Xİ'an'ın  Doğu Türkistan'a (Uygur  Sincan Özerk Bölgesi)
olan uzaklığı gösterilmiştir. Esas iddia budur. Görüldüğü gibi arada
epeyi mesafe var. 
Xi'an (Şian) şehri eski adı Chang'an[21]. Klasik Çin dilinde ”sürekli barış" anlamına geliyor, çünkü burası Çinli yöneticiler tarafından defalarca kullanılan bir başkentti dolayısıyla burada barış hâkimdi veya iddiaları buydu. Xi'an, Şensi bölgesindedir ve Çin’in dört büyük tarihi başkentinden biridir. Ming hanedanı zamanında buraya Xi’an adı verilmiş. Burası antik İpek Yolu’nun başlangıcıydı. Yani, bu kadar eski, kökeni belli, yadsınamaz bir şekilde Çin kültürünün çekirdeğinde yer alan bir şehirden bahsediyoruz. Bugün yaklaşık 13 milyon nüfusa sahip Xian'da toplumun %99.1'ini Han Çinlileri oluşturmakla beraber azınlık olarak yaklaşık 50.000 Hui Müslüman vardır. Verdiğim kaynak incelenirse (20 nolu dipnot) ayrıntılı bilgi edinilebilir. Burası tarihin hiçbir devrinde Türki (Türkçe ve benzeri aynı dili konuşan, aynı kültür grubuna ait kavimler kast ediliyor) halkların hakim olduğu bir yer olmadı. Evet, elbette var oldular tıpkı Tibetliler ve diğer halklar gibi ama böyle büyük eserleri yapabilmek için bölgenin hakimi olmak gerekir. 

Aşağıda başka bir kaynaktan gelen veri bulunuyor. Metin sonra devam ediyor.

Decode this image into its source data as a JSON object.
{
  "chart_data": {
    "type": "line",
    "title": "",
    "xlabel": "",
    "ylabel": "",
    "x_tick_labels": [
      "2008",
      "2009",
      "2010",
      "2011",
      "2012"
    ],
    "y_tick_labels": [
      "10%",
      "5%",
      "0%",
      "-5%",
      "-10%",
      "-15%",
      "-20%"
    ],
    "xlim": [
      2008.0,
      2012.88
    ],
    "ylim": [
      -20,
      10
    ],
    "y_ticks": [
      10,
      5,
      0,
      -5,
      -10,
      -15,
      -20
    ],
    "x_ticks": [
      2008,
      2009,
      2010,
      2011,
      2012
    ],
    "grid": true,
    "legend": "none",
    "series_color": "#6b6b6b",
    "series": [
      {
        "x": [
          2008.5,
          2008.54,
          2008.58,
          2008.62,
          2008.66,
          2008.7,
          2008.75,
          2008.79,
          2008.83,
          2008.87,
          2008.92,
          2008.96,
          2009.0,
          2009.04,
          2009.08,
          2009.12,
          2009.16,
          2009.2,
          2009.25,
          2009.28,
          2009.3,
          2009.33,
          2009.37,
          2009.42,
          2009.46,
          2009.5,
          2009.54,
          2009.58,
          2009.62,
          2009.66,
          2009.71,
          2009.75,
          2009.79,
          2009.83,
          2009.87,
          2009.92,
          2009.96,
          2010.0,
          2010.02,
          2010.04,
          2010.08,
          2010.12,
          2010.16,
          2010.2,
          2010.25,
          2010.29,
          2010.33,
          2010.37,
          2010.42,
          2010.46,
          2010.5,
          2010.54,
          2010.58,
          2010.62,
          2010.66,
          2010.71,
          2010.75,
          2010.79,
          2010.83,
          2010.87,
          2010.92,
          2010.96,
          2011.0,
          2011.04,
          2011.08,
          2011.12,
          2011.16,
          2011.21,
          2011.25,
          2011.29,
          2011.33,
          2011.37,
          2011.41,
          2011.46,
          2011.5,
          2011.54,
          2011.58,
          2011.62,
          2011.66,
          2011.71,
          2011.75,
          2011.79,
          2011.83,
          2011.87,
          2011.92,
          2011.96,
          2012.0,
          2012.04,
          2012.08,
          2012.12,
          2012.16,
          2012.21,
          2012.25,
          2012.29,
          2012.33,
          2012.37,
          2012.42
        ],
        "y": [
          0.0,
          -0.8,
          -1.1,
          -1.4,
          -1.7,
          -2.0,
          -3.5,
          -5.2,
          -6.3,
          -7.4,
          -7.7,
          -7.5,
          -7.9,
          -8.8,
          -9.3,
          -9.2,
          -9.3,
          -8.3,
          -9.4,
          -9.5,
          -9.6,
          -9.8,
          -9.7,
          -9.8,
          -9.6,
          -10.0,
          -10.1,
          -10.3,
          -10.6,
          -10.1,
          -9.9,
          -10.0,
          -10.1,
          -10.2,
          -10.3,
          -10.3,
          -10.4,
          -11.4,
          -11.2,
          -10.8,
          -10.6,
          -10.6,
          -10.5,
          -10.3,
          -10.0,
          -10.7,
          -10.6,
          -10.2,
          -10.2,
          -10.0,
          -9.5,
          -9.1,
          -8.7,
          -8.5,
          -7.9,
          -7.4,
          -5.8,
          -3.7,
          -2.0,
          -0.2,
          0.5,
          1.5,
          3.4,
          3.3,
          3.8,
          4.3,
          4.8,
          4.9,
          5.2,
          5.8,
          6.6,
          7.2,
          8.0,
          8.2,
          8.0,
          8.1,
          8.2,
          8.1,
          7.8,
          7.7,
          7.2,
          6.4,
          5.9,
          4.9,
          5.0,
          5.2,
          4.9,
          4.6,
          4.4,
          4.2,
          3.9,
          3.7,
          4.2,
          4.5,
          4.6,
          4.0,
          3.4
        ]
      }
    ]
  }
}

Yer isimlerinin daha belirgin olduğu bu haritada Xi'an'ı bulunuz.
Daha Sonra Tarım Havzası ile Sincan'ı bulunuz.
Xi'an, Sarı Irmak kıvrımı içinde yer alan Çin uygarlığının
binlerce yıllık çekirdek bölgesindedir. 

Demek ki burası, Doğu Türkistan’ın yakınında değildir. Arada kuş uçuşu 2000 km var. Google Earth’te yapılan bu ölçümlerin harita üzerindeki doğrusal mesafelerin pinler vasıtasıyla  ölçülmesi sonucu ortaya çıktığını da hatırlatayım. Doğrusal olmayan ve karadan yapılan ölçümlerin (yolculukların) çok daha yüksek olacağı açıktır. Komplo teorisyenleri, (bunu kısaltarak KT diye kullanacağım) Türkistan adını bilerek kullanıyor, böylelikle araştırma yapmaya zahmet etmeyenler için verilen mesaj; “Xi’an Türklerin yaşadığı yerin hemen yakınındadır” algısını yaratarak kandırmaktır.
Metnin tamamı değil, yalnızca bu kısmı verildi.